Conversely, IYW provides a broader look at the sector, though “nearly 40% of the fund is focused on semiconductor‑related stocks, a key driver of the AI boom.” Its top holdings are Nvidia (13.10%), Apple (12.94%), and Microsoft (8.75%), spread across 149 securities. The fund’s dividend payout is modest: “The iShares U.S. Technology ETF has paid $0.26 per share over the trailing 12 months, which on its recent ~$245 share price works out to a 0.10% yield.” This broader diversification helps cushion the impact of any single sub‑sector downturn.

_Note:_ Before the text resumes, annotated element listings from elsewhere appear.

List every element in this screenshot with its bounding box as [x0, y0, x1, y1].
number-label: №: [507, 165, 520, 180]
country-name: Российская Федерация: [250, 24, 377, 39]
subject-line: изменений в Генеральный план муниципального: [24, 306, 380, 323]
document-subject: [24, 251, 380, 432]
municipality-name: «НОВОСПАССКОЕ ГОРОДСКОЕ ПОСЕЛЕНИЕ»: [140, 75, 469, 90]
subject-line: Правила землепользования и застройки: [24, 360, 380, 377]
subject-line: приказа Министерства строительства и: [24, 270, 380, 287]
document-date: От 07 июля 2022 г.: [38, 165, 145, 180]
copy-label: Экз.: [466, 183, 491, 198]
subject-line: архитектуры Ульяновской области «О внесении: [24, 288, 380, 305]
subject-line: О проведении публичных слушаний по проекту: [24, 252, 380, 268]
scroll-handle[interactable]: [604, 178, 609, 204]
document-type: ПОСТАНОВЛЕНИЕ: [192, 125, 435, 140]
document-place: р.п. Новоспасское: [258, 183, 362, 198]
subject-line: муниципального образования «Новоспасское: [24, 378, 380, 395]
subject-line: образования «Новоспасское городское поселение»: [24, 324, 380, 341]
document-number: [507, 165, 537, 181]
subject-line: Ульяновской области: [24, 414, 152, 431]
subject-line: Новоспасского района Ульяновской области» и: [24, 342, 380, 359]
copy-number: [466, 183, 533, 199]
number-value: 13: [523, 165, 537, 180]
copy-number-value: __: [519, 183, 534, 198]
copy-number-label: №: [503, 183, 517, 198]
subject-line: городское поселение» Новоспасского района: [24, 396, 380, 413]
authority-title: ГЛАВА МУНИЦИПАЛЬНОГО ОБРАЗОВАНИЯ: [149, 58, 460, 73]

What the Differences Mean for Investors
The choice between the two funds hinges on an investor’s appetite for AI‑specific exposure versus a diversified technology base. CHAT is ideal for those who want a pure AI‑only ETF and are willing to take on greater risk and volatility as a tradeoff. Its impressive one‑year and three‑year returns combined with a far superior dividend yield are key reasons to invest in CHAT. Moreover, because it is an actively‑managed fund, “you get experts making the necessary fund adjustments to keep pace with the fast‑moving AI industry,” which partially justifies the higher expense ratio.

IYW, by contrast, suits conservative investors who want AI exposure without the high beta and max drawdown seen with CHAT. By balancing high‑risk, high‑reward AI stocks with broader technology holdings such as Apple, “it’s a more diversified ETF, which reduces the impact of downturns in the AI sector.” This makes IYW a steadier core holding for a long‑term tech allocation, while CHAT can serve as a satellite position for those seeking aggressive AI growth.


Conclusion and Practical Guidance
Both ETFs provide avenues to participate in the technology boom, but they do so with distinct philosophies. IYW offers low‑cost, diversified exposure with modest income, appealing to investors who prefer stability and a wide sector spread. CHAT delivers concentrated AI exposure, higher income, and stronger recent performance, at the expense of higher fees, greater volatility, and a larger potential drawdown. Investors should assess their risk tolerance, investment horizon, and desire for pure AI exposure before allocating capital. As the article suggests, for further guidance on ETF investing, readers can consult the full guide linked at the end of the original piece.

Disclosure: Robert Izquierdo holds positions in Alphabet, Apple, Broadcom, Microsoft, and Nvidia; The Motley Fool holds positions in and recommends the same stocks and maintains a disclosure policy.